È iniziato già da qualche giorno un vero e proprio braccio di ferro tra il direttore scientifico dell’Università Mercatorum Francesco Fimmanò e Google, in merito ad una richiesta di diritto all’oblio presentata dal professore ed inerente il suo convogliamento ad una vicenda del 2020 in una inchiesta della Procura di Bari dove si contestavano le modalità con cui l’Agenzia pugliese per il diritto allo studio gli aveva affidato un incarico legale.
La riforma Cartabia
Prima di addentrarci sulla vicenda è opportuno fare una piccola premessa in merito all’importante riforma Cartabia, con il quale è stato riconosciuto a tutti gli effetti il diritto all’oblio, in particolare nella più recente declinazione della deindicizzazione, a chi sia stato indagato o imputato e abbia visto la propria posizione definita con un provvedimento favorevole come, ad esempio, archiviazione, non luogo a procedere o proscioglimento. Analizziamo ora la vicenda.
Il caso Fimmanò-Google
Il professore Francesco Fimmanò nel 2020 venne coinvolto in un’inchiesta dove si contestavano le modalità con le quali l’Agenzia pugliese per il diritto allo studio gli affidò un incarico legale. Una volta conclusa l’indagine, il caso venne archiviato in quanto, secondo la Procura di Bari, tutto fu fatto con la massima trasparenza. Il gip, nel decreto di archiviazione specificò che, ai sensi dell’art. 17 del Regolamento europeo del 2016, poteva essere richiesto un provvedimento di sottrazione dell’indicizzazione da parte dei motori di ricerca che avevano menzionato la vicenda.
A seguito di tale circostanza, Fimmanò ha iniziato il suo braccio di ferro con Google, al fine di chiedere la deindicizzazione della notizia, cancellare informazioni da Internet e i suoi dati personali ma, nonostante una diffida, non ricevette alcun riscontro da parte del colosso di Mountain View. A quel punto Fimmanò si rivolse al Garante per la Privacy.

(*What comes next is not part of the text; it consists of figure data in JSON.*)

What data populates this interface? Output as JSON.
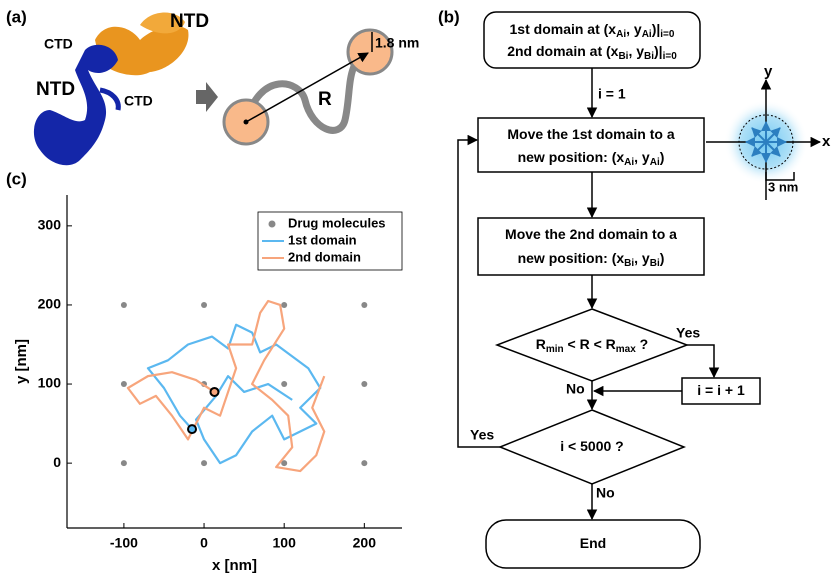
{
  "panel_labels": [
    "(a)",
    "(b)",
    "(c)"
  ],
  "panel_a": {
    "labels": [
      "NTD",
      "CTD",
      "CTD",
      "NTD"
    ],
    "distance": "R",
    "radius": "1.8 nm"
  },
  "flowchart": {
    "nodes": [
      {
        "lines": [
          [
            "1st domain at (x",
            "Ai",
            ", y",
            "Ai",
            ")|",
            "i=0"
          ],
          [
            "2nd domain at (x",
            "Bi",
            ", y",
            "Bi",
            ")|",
            "i=0"
          ]
        ]
      },
      {
        "lines": [
          [
            "Move the 1st domain to a"
          ],
          [
            "new position: (x",
            "Ai",
            ", y",
            "Ai",
            ")"
          ]
        ]
      },
      {
        "lines": [
          [
            "Move the 2nd domain to a"
          ],
          [
            "new position: (x",
            "Bi",
            ", y",
            "Bi",
            ")"
          ]
        ]
      },
      {
        "lines": [
          [
            "R",
            "min",
            " < R < R",
            "max",
            " ?"
          ]
        ]
      },
      {
        "lines": [
          [
            "i = i + 1"
          ]
        ]
      },
      {
        "lines": [
          [
            "i < 5000 ?"
          ]
        ]
      },
      {
        "lines": [
          [
            "End"
          ]
        ]
      }
    ],
    "edges": [
      "i = 1",
      "Yes",
      "No",
      "Yes",
      "No"
    ]
  },
  "inset": {
    "x_axis": "x",
    "y_axis": "y",
    "scale": "3 nm"
  },
  "chart_data": {
    "type": "line",
    "xlabel": "x [nm]",
    "ylabel": "y [nm]",
    "xlim": [
      -171,
      247
    ],
    "ylim": [
      -82,
      339
    ],
    "xticks": [
      -100,
      0,
      100,
      200
    ],
    "yticks": [
      0,
      100,
      200,
      300
    ],
    "grid": false,
    "legend": "upper right",
    "series": [
      {
        "name": "Drug molecules",
        "color": "#888888",
        "mode": "markers",
        "x": [
          -100,
          0,
          100,
          200,
          -100,
          0,
          100,
          200,
          -100,
          0,
          100,
          200
        ],
        "values": [
          0,
          0,
          0,
          0,
          100,
          100,
          100,
          100,
          200,
          200,
          200,
          200
        ]
      },
      {
        "name": "1st domain",
        "color": "#5bb8f0",
        "mode": "lines",
        "x": [
          -15,
          -30,
          -50,
          -70,
          -45,
          -20,
          10,
          30,
          40,
          60,
          70,
          90,
          110,
          130,
          145,
          120,
          140,
          100,
          85,
          60,
          40,
          20,
          0,
          -10,
          15,
          30,
          50,
          80,
          110
        ],
        "values": [
          43,
          60,
          95,
          120,
          130,
          150,
          160,
          145,
          175,
          165,
          140,
          150,
          135,
          120,
          95,
          70,
          50,
          30,
          60,
          40,
          10,
          0,
          30,
          55,
          85,
          110,
          90,
          100,
          80
        ]
      },
      {
        "name": "2nd domain",
        "color": "#f7a57c",
        "mode": "lines",
        "x": [
          13,
          -10,
          -40,
          -70,
          -95,
          -80,
          -60,
          -40,
          -20,
          0,
          20,
          40,
          30,
          60,
          70,
          80,
          95,
          100,
          75,
          60,
          85,
          105,
          110,
          90,
          120,
          140,
          150,
          135,
          150
        ],
        "values": [
          90,
          105,
          115,
          110,
          95,
          75,
          85,
          60,
          30,
          70,
          60,
          120,
          150,
          150,
          190,
          205,
          200,
          170,
          130,
          100,
          80,
          60,
          20,
          -5,
          -10,
          10,
          40,
          70,
          110
        ]
      }
    ]
  }
}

A seguito del reclamo presentato dal professore e a distanza di poche settimane arrivò la risposta di Google, il quale comunicò a Fimmanò di aver rimosso solo alcuni dei link indicati ed esclusivamente “a titolo di cortesia”, mentre gli altri dovevano rimanere a disposizione della collettività in quanto davano conto dell’avvenuta archiviazione e fornivano un quadro aggiornato della vicenda penale.

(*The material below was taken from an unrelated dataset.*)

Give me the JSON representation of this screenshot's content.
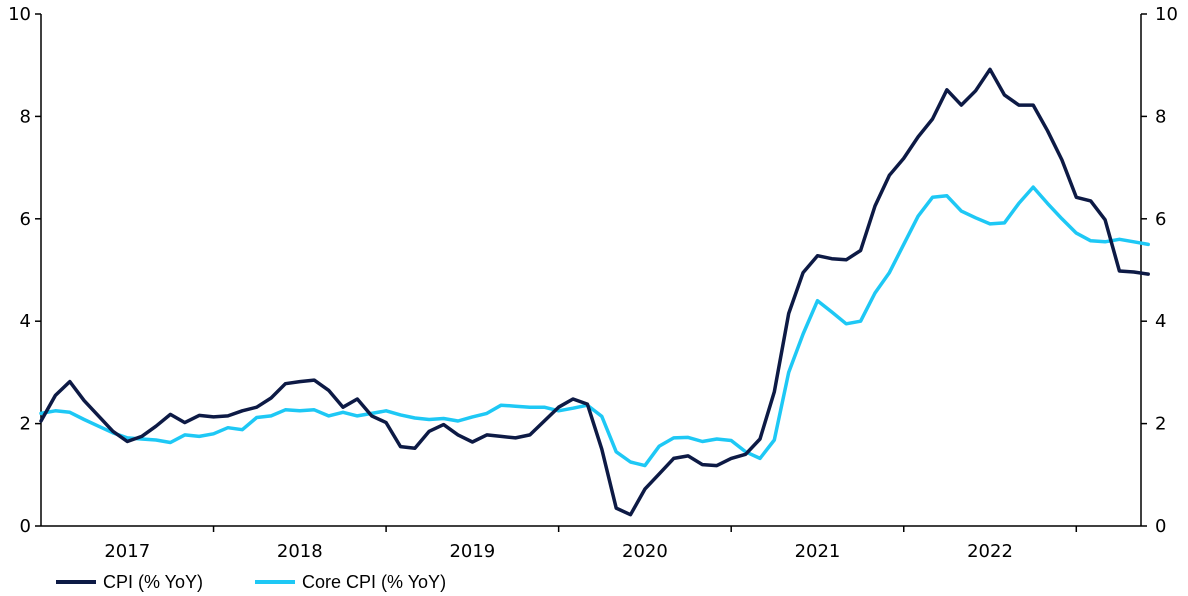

Secondo il motore di ricerca, quindi, è prevalso l’interesse pubblico ad avere accesso alle informazioni, in virtù del ruolo pubblico ricoperto dal reclamante, motivo per cui il diritto all’oblio non può essere applicato. Per questo motivo, non è stato possibile attivare la procedura per cancellare notizie da Google. La “battaglia”, comunque, non è conclusa in quanto Fimmanò ha presentato un nuovo reclamo al Garante Privacy e per il momento non ci resta che aspettare per scoprire quale sarà il verdetto definitivo.